Дочери Лалады. (Книга 3). Навь и Явь - Алана Инош 14 стр.


– Идёт понемногу, моя госпожа, – ответила Твердяна. – Соединили сталь с внутренней волшбой, сердцевину пока ещё не вложили. Кстати, о сердцевине…

Знаком подозвав Тихомиру, она пригласила княгиню отойти в сторонку.

– Это моя помощница, молодая мастерица из полунощных земель , – представила оружейница северянку, которая при этих словах учтиво поклонилась повелительнице Белых гор. – Звать её Тихомирой, мы вместе с нею работаем над твоим вещим мечом, государыня.
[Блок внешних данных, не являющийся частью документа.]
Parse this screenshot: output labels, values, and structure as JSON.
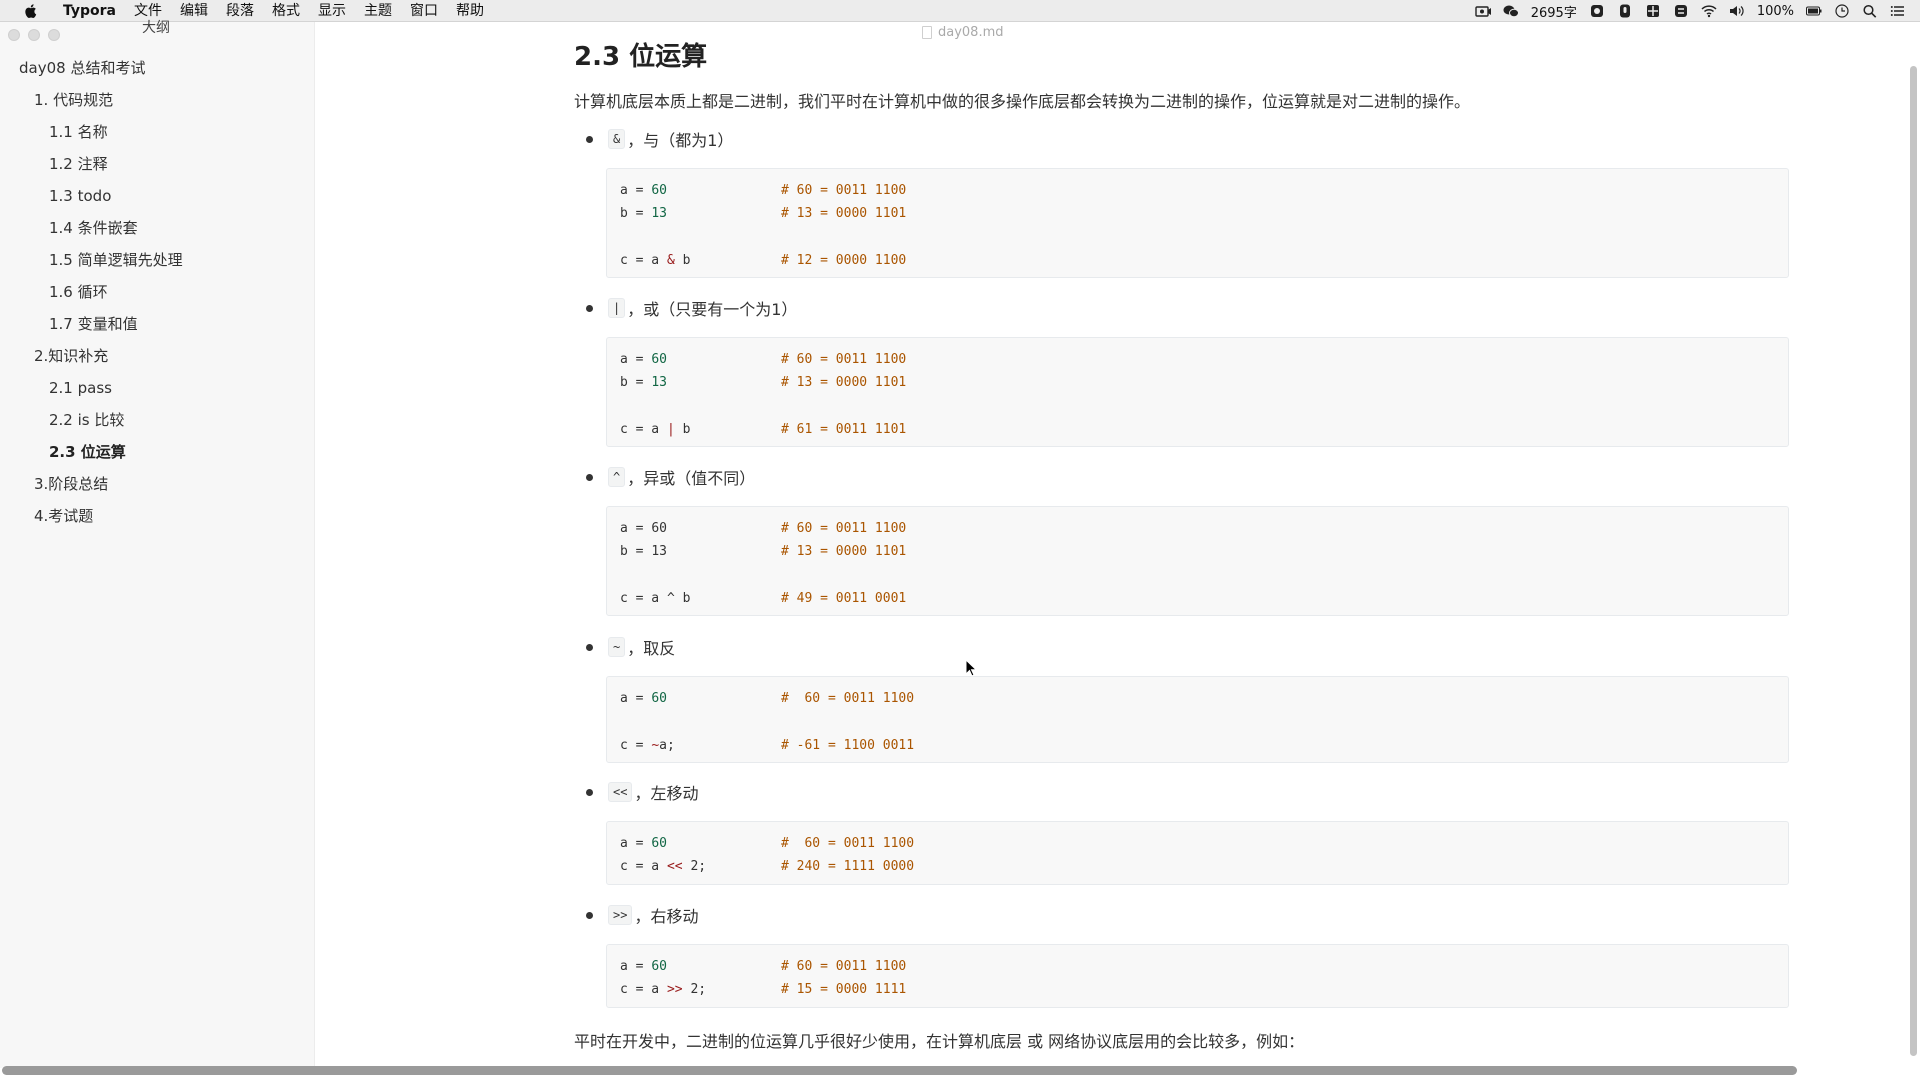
{
  "menubar": {
    "app_name": "Typora",
    "items": [
      "文件",
      "编辑",
      "段落",
      "格式",
      "显示",
      "主题",
      "窗口",
      "帮助"
    ],
    "word_count": "2695字",
    "battery": "100%"
  },
  "window": {
    "doc_title": "day08.md"
  },
  "sidebar": {
    "title": "大纲",
    "items": [
      {
        "label": "day08 总结和考试"
      },
      {
        "label": "1. 代码规范"
      },
      {
        "label": "1.1 名称"
      },
      {
        "label": "1.2 注释"
      },
      {
        "label": "1.3 todo"
      },
      {
        "label": "1.4 条件嵌套"
      },
      {
        "label": "1.5 简单逻辑先处理"
      },
      {
        "label": "1.6 循环"
      },
      {
        "label": "1.7 变量和值"
      },
      {
        "label": "2.知识补充"
      },
      {
        "label": "2.1 pass"
      },
      {
        "label": "2.2 is 比较"
      },
      {
        "label": "2.3 位运算"
      },
      {
        "label": "3.阶段总结"
      },
      {
        "label": "4.考试题"
      }
    ]
  },
  "content": {
    "heading": "2.3 位运算",
    "intro": "计算机底层本质上都是二进制，我们平时在计算机中做的很多操作底层都会转换为二进制的操作，位运算就是对二进制的操作。",
    "sections": [
      {
        "code": "&",
        "desc": "，与（都为1）",
        "lines": [
          {
            "a": "a = ",
            "n": "60",
            "b": "",
            "comment": "# 60 = 0011 1100"
          },
          {
            "a": "b = ",
            "n": "13",
            "b": "",
            "comment": "# 13 = 0000 1101"
          },
          {
            "a": "",
            "n": "",
            "b": "",
            "comment": ""
          },
          {
            "a": "c = a ",
            "n": "&",
            "b": " b",
            "comment": "# 12 = 0000 1100"
          }
        ]
      },
      {
        "code": "|",
        "desc": "，或（只要有一个为1）",
        "lines": [
          {
            "a": "a = ",
            "n": "60",
            "b": "",
            "comment": "# 60 = 0011 1100"
          },
          {
            "a": "b = ",
            "n": "13",
            "b": "",
            "comment": "# 13 = 0000 1101"
          },
          {
            "a": "",
            "n": "",
            "b": "",
            "comment": ""
          },
          {
            "a": "c = a ",
            "n": "|",
            "b": " b",
            "comment": "# 61 = 0011 1101"
          }
        ]
      },
      {
        "code": "^",
        "desc": "，异或（值不同）",
        "lines": [
          {
            "a": "a = ",
            "n": "60",
            "b": "",
            "comment": "# 60 = 0011 1100"
          },
          {
            "a": "b = ",
            "n": "13",
            "b": "",
            "comment": "# 13 = 0000 1101"
          },
          {
            "a": "",
            "n": "",
            "b": "",
            "comment": ""
          },
          {
            "a": "c = a ",
            "n": "^",
            "b": " b",
            "comment": "# 49 = 0011 0001"
          }
        ]
      },
      {
        "code": "~",
        "desc": "，取反",
        "lines": [
          {
            "a": "a = ",
            "n": "60",
            "b": "",
            "comment": "#  60 = 0011 1100"
          },
          {
            "a": "",
            "n": "",
            "b": "",
            "comment": ""
          },
          {
            "a": "c = ",
            "n": "~",
            "b": "a;",
            "comment": "# -61 = 1100 0011"
          }
        ]
      },
      {
        "code": "<<",
        "desc": "，左移动",
        "lines": [
          {
            "a": "a = ",
            "n": "60",
            "b": "",
            "comment": "#  60 = 0011 1100"
          },
          {
            "a": "c = a ",
            "n": "<<",
            "b": " 2;",
            "comment": "# 240 = 1111 0000"
          }
        ]
      },
      {
        "code": ">>",
        "desc": "，右移动",
        "lines": [
          {
            "a": "a = ",
            "n": "60",
            "b": "",
            "comment": "# 60 = 0011 1100"
          },
          {
            "a": "c = a ",
            "n": ">>",
            "b": " 2;",
            "comment": "# 15 = 0000 1111"
          }
        ]
      }
    ],
    "footer": "平时在开发中，二进制的位运算几乎很好少使用，在计算机底层 或 网络协议底层用的会比较多，例如："
  }
}
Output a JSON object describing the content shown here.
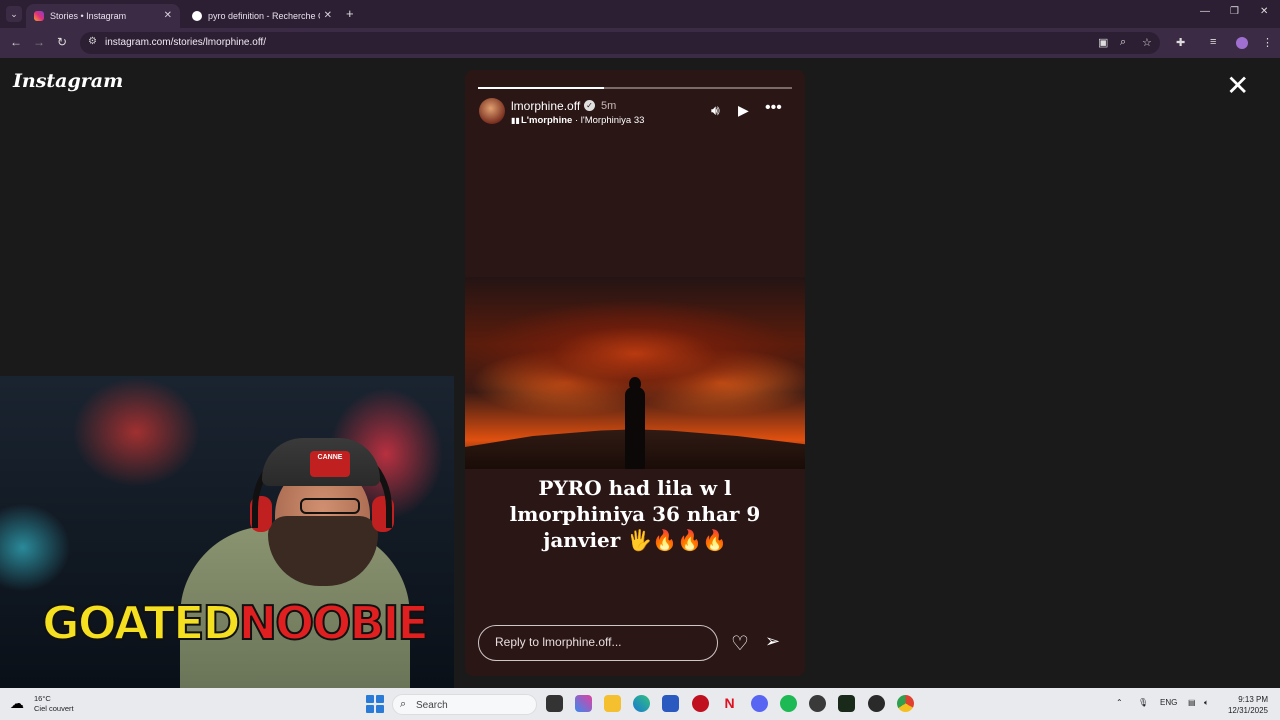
{
  "browser": {
    "tabs": [
      {
        "title": "Stories • Instagram",
        "active": true
      },
      {
        "title": "pyro definition - Recherche Go",
        "active": false
      }
    ],
    "url": "instagram.com/stories/lmorphine.off/"
  },
  "instagram": {
    "logo": "Instagram",
    "story": {
      "username": "lmorphine.off",
      "time_ago": "5m",
      "music_artist": "L'morphine",
      "music_separator": " · ",
      "music_title": "l'Morphiniya 33",
      "progress": 0.4,
      "caption": "PYRO had lila w l lmorphiniya 36 nhar 9 janvier 🖐🔥🔥🔥",
      "reply_placeholder": "Reply to lmorphine.off..."
    }
  },
  "overlay": {
    "brand_left": "GOATED",
    "brand_right": "NOOBIE",
    "cap_text": "CANNE"
  },
  "taskbar": {
    "weather_temp": "16°C",
    "weather_desc": "Ciel couvert",
    "search_label": "Search",
    "language": "ENG",
    "time": "9:13 PM",
    "date": "12/31/2025"
  },
  "colors": {
    "accent": "#3c2b44",
    "story_bg": "#2b1616",
    "brand_yellow": "#f4e020",
    "brand_red": "#e02020"
  }
}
Раз уж заговорили мы о сердцевине, то хотела бы я тебя вот о чём спросить: для чего ты, куя свой клинок, на сердцевину наложила узор "Маруша"? Как ты, наверно, знаешь, он не используется с незапамятных времён, поскольку чрезвычайно опасен. Им-то мне глаза и повредило, да так сильно, что даже вода из Тиши не смогла помочь, и пришлось прибегнуть к крови Огуни, что плещется на вершине огнедышащей Ворчун-горы. Тихомира тому свидетельница, не даст соврать… Что скажешь, государыня?

Лесияра, казалось, была удивлена.

– "Маруша", говоришь? – пробормотала она озадаченно, потирая горделиво-мужественную ямочку на подбородке. – Даже не знаю, что тебе ответить! Помнится мне, что не накладывала я сознательно, по своей воле, такого узора… Мне бы даже в голову не пришло его намеренно использовать, клянусь тебе. Объяснение этому у меня только одно: вещий меч рождается у того мастера, которого сам выберет для своего появления на свет. Откуда в нём берётся такое необыкновенное свойство? Это остаётся тайной и для того, кто его куёт. Я не помню, чтоб когда-нибудь оплетала сердцевину или иные части клинка древним узором, о котором ты говоришь… Должно быть, он зародился сам собою, как бы странно это ни звучало из моих уст.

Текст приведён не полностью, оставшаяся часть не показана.